Labor Day History
Many people associate Labor Day with the last long weekend of summer. Americans enjoy recreation before the school starts. There are different parades, festivals and sports events at this day. In fact, Labor Day represents the achievements of American workers and takes its beginning at the depressing times.
How did the Labor Day occur?
The first Labor Day was celebrated on September 5, 1882. However, the row of many events preceded that holiday.
The pick of Industrial Revolution in the USA is characterized by the 12-hours working day 7 days a week. In such a way, the average American laborer carried an unbearable burden of terrible working conditions, unsafe equipment, and scanty wages simply to survive.
At that time, agriculture development promoted the emergence of the American labor unions.
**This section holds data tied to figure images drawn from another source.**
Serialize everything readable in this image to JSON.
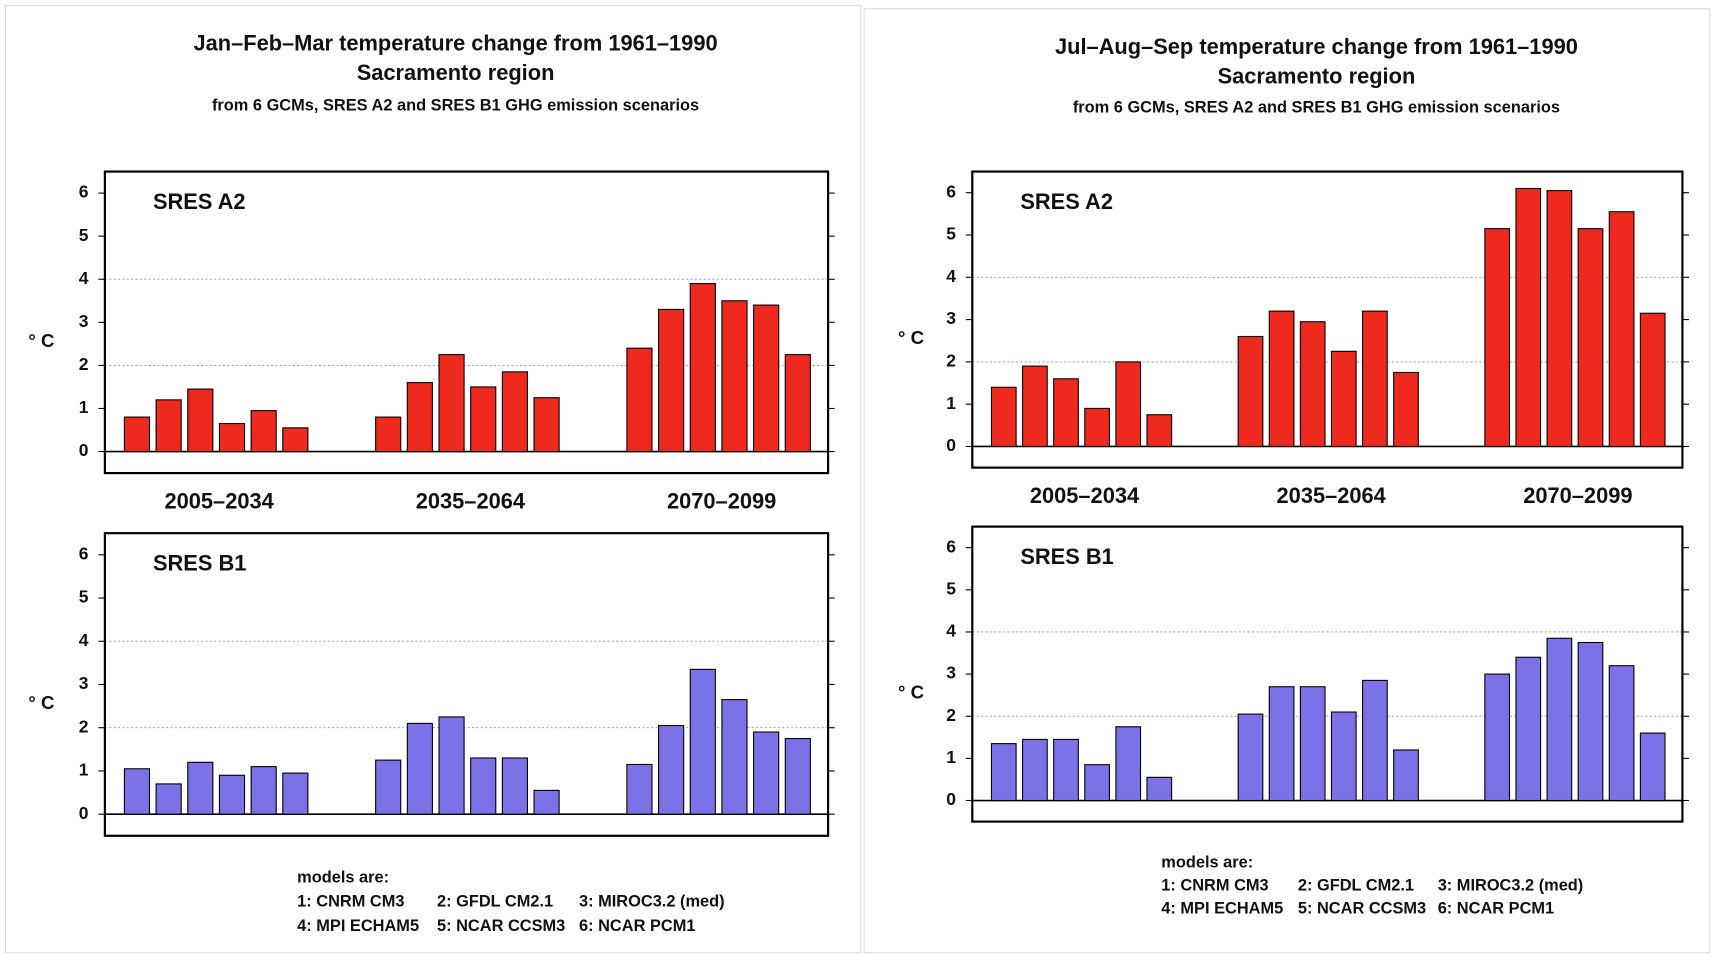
{
  "figures": [
    {
      "title": "Jan–Feb–Mar temperature change from 1961–1990",
      "region": "Sacramento region",
      "subtitle": "from 6 GCMs, SRES A2 and SRES B1 GHG emission scenarios",
      "models_heading": "models are:",
      "models": [
        "1: CNRM CM3",
        "2: GFDL CM2.1",
        "3: MIROC3.2 (med)",
        "4: MPI ECHAM5",
        "5: NCAR CCSM3",
        "6: NCAR PCM1"
      ]
    },
    {
      "title": "Jul–Aug–Sep temperature change from 1961–1990",
      "region": "Sacramento region",
      "subtitle": "from 6 GCMs, SRES A2 and SRES B1 GHG emission scenarios",
      "models_heading": "models are:",
      "models": [
        "1: CNRM CM3",
        "2: GFDL CM2.1",
        "3: MIROC3.2 (med)",
        "4: MPI ECHAM5",
        "5: NCAR CCSM3",
        "6: NCAR PCM1"
      ]
    }
  ],
  "chart_data": [
    {
      "type": "bar",
      "label": "SRES A2",
      "ylabel": "° C",
      "categories": [
        "2005–2034",
        "2035–2064",
        "2070–2099"
      ],
      "series": [
        {
          "color": "#ee2a1f",
          "values": [
            0.8,
            0.8,
            2.4
          ]
        },
        {
          "color": "#ee2a1f",
          "values": [
            1.2,
            1.6,
            3.3
          ]
        },
        {
          "color": "#ee2a1f",
          "values": [
            1.45,
            2.25,
            3.9
          ]
        },
        {
          "color": "#ee2a1f",
          "values": [
            0.65,
            1.5,
            3.5
          ]
        },
        {
          "color": "#ee2a1f",
          "values": [
            0.95,
            1.85,
            3.4
          ]
        },
        {
          "color": "#ee2a1f",
          "values": [
            0.55,
            1.25,
            2.25
          ]
        }
      ],
      "ylim": [
        -0.5,
        6.5
      ],
      "yticks": [
        0,
        1,
        2,
        3,
        4,
        5,
        6
      ],
      "grid_at": [
        2,
        4
      ]
    },
    {
      "type": "bar",
      "label": "SRES B1",
      "ylabel": "° C",
      "categories": [
        null,
        null,
        null
      ],
      "series": [
        {
          "color": "#7b72e8",
          "values": [
            1.05,
            1.25,
            1.15
          ]
        },
        {
          "color": "#7b72e8",
          "values": [
            0.7,
            2.1,
            2.05
          ]
        },
        {
          "color": "#7b72e8",
          "values": [
            1.2,
            2.25,
            3.35
          ]
        },
        {
          "color": "#7b72e8",
          "values": [
            0.9,
            1.3,
            2.65
          ]
        },
        {
          "color": "#7b72e8",
          "values": [
            1.1,
            1.3,
            1.9
          ]
        },
        {
          "color": "#7b72e8",
          "values": [
            0.95,
            0.55,
            1.75
          ]
        }
      ],
      "ylim": [
        -0.5,
        6.5
      ],
      "yticks": [
        0,
        1,
        2,
        3,
        4,
        5,
        6
      ],
      "grid_at": [
        2,
        4
      ]
    },
    {
      "type": "bar",
      "label": "SRES A2",
      "ylabel": "° C",
      "categories": [
        "2005–2034",
        "2035–2064",
        "2070–2099"
      ],
      "series": [
        {
          "color": "#ee2a1f",
          "values": [
            1.4,
            2.6,
            5.15
          ]
        },
        {
          "color": "#ee2a1f",
          "values": [
            1.9,
            3.2,
            6.1
          ]
        },
        {
          "color": "#ee2a1f",
          "values": [
            1.6,
            2.95,
            6.05
          ]
        },
        {
          "color": "#ee2a1f",
          "values": [
            0.9,
            2.25,
            5.15
          ]
        },
        {
          "color": "#ee2a1f",
          "values": [
            2.0,
            3.2,
            5.55
          ]
        },
        {
          "color": "#ee2a1f",
          "values": [
            0.75,
            1.75,
            3.15
          ]
        }
      ],
      "ylim": [
        -0.5,
        6.5
      ],
      "yticks": [
        0,
        1,
        2,
        3,
        4,
        5,
        6
      ],
      "grid_at": [
        2,
        4
      ]
    },
    {
      "type": "bar",
      "label": "SRES B1",
      "ylabel": "° C",
      "categories": [
        null,
        null,
        null
      ],
      "series": [
        {
          "color": "#7b72e8",
          "values": [
            1.35,
            2.05,
            3.0
          ]
        },
        {
          "color": "#7b72e8",
          "values": [
            1.45,
            2.7,
            3.4
          ]
        },
        {
          "color": "#7b72e8",
          "values": [
            1.45,
            2.7,
            3.85
          ]
        },
        {
          "color": "#7b72e8",
          "values": [
            0.85,
            2.1,
            3.75
          ]
        },
        {
          "color": "#7b72e8",
          "values": [
            1.75,
            2.85,
            3.2
          ]
        },
        {
          "color": "#7b72e8",
          "values": [
            0.55,
            1.2,
            1.6
          ]
        }
      ],
      "ylim": [
        -0.5,
        6.5
      ],
      "yticks": [
        0,
        1,
        2,
        3,
        4,
        5,
        6
      ],
      "grid_at": [
        2,
        4
      ]
    }
  ]
}
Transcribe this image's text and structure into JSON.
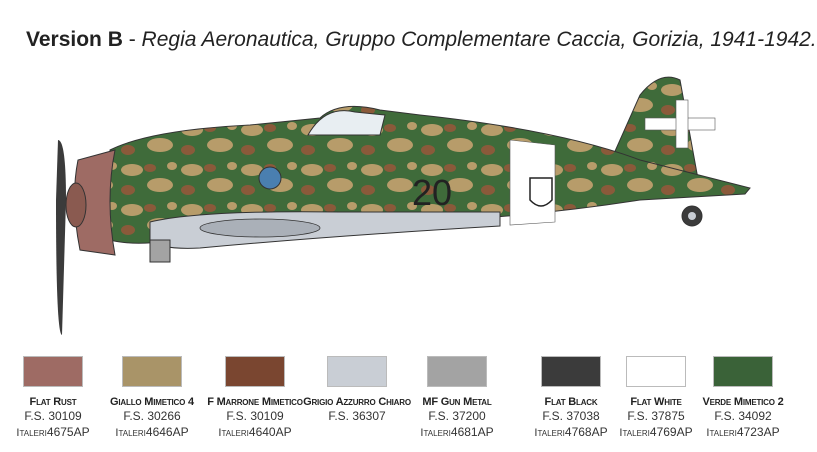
{
  "title": {
    "version": "Version B",
    "separator": " - ",
    "description": "Regia Aeronautica, Gruppo Complementare Caccia, Gorizia, 1941-1942."
  },
  "aircraft": {
    "code": "20",
    "camouflage_colors": [
      "#3f6b3a",
      "#b79c6a",
      "#7a4a2e"
    ]
  },
  "swatches": [
    {
      "name": "Flat Rust",
      "fs": "F.S. 30109",
      "brand": "Italeri",
      "code": "4675AP",
      "color": "#9e6b64"
    },
    {
      "name": "Giallo Mimetico 4",
      "fs": "F.S. 30266",
      "brand": "Italeri",
      "code": "4646AP",
      "color": "#a99468"
    },
    {
      "name": "F Marrone Mimetico",
      "fs": "F.S. 30109",
      "brand": "Italeri",
      "code": "4640AP",
      "color": "#7a4630"
    },
    {
      "name": "Grigio Azzurro Chiaro",
      "fs": "F.S. 36307",
      "brand": "",
      "code": "",
      "color": "#c9ced5"
    },
    {
      "name": "MF Gun Metal",
      "fs": "F.S. 37200",
      "brand": "Italeri",
      "code": "4681AP",
      "color": "#a3a3a3"
    },
    {
      "name": "Flat Black",
      "fs": "F.S. 37038",
      "brand": "Italeri",
      "code": "4768AP",
      "color": "#3b3b3b"
    },
    {
      "name": "Flat White",
      "fs": "F.S. 37875",
      "brand": "Italeri",
      "code": "4769AP",
      "color": "#ffffff"
    },
    {
      "name": "Verde Mimetico 2",
      "fs": "F.S. 34092",
      "brand": "Italeri",
      "code": "4723AP",
      "color": "#3a6238"
    }
  ]
}
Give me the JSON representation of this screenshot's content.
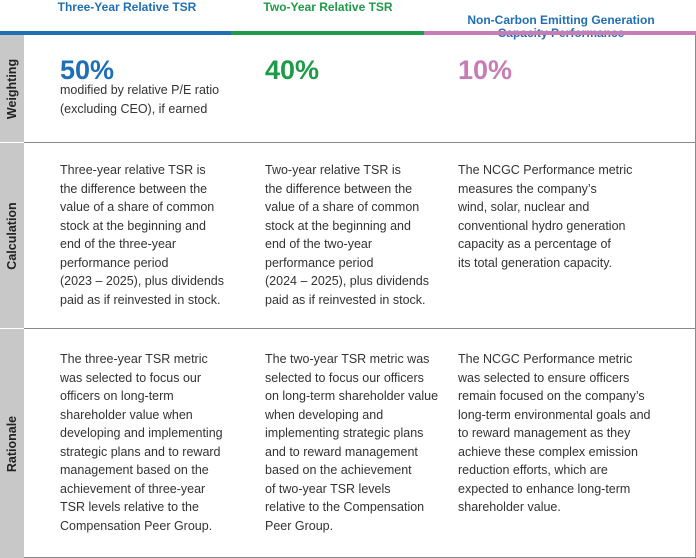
{
  "columns": [
    {
      "title": "Three-Year Relative TSR",
      "color": "#1f6fb5"
    },
    {
      "title": "Two-Year Relative TSR",
      "color": "#1e9b48"
    },
    {
      "title": "Non-Carbon Emitting Generation\nCapacity Performance",
      "color": "#c77cb5"
    }
  ],
  "rows": {
    "weighting": {
      "label": "Weighting",
      "values": [
        "50%",
        "40%",
        "10%"
      ],
      "note": "modified by relative P/E ratio\n(excluding CEO), if earned"
    },
    "calculation": {
      "label": "Calculation",
      "cells": [
        "Three-year relative TSR is\nthe difference between the\nvalue of a share of common\nstock at the beginning and\nend of the three-year\nperformance period\n(2023 – 2025), plus dividends\npaid as if reinvested in stock.",
        "Two-year relative TSR is\nthe difference between the\nvalue of a share of common\nstock at the beginning and\nend of the two-year\nperformance period\n(2024 – 2025), plus dividends\npaid as if reinvested in stock.",
        "The NCGC Performance metric\nmeasures the company’s\nwind, solar, nuclear and\nconventional hydro generation\ncapacity as a percentage of\nits total generation capacity."
      ]
    },
    "rationale": {
      "label": "Rationale",
      "cells": [
        "The three-year TSR metric\nwas selected to focus our\nofficers on long-term\nshareholder value when\ndeveloping and implementing\nstrategic plans and to reward\nmanagement based on the\nachievement of three-year\nTSR levels relative to the\nCompensation Peer Group.",
        "The two-year TSR metric was\nselected to focus our officers\non long-term shareholder value\nwhen developing and\nimplementing strategic plans\nand to reward management\nbased on the achievement\nof two-year TSR levels\nrelative to the Compensation\nPeer Group.",
        "The NCGC Performance metric\nwas selected to ensure officers\nremain focused on the company’s\nlong-term environmental goals and\nto reward management as they\nachieve these complex emission\nreduction efforts, which are\nexpected to enhance long-term\nshareholder value."
      ]
    }
  }
}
With their help, employees were able to organize strikes and protests against poor working conditions and long working day. It was a period of the rough and sometimes violent fight for laborer’s rights.
10,000 workers left their working place on September 5, 1882, to join the march from City Hall to Union Square in New York City. This is how Americans celebrated the very first Labor Day.
During 12 years, different states were adopting the Labor Day celebration on the first Monday in September. Finally, Congress legalized it as a federal holiday on May 11, 1894, after the Pullman Palace Car Company strike in Chicago.
Today, the United States celebrate Labor Day with parades, picnics, barbeques, and fireworks. There are no more riots and protests that remind of the hard path to the American prosperity. So, let us honor true laborers and their attainments on this Labor Day!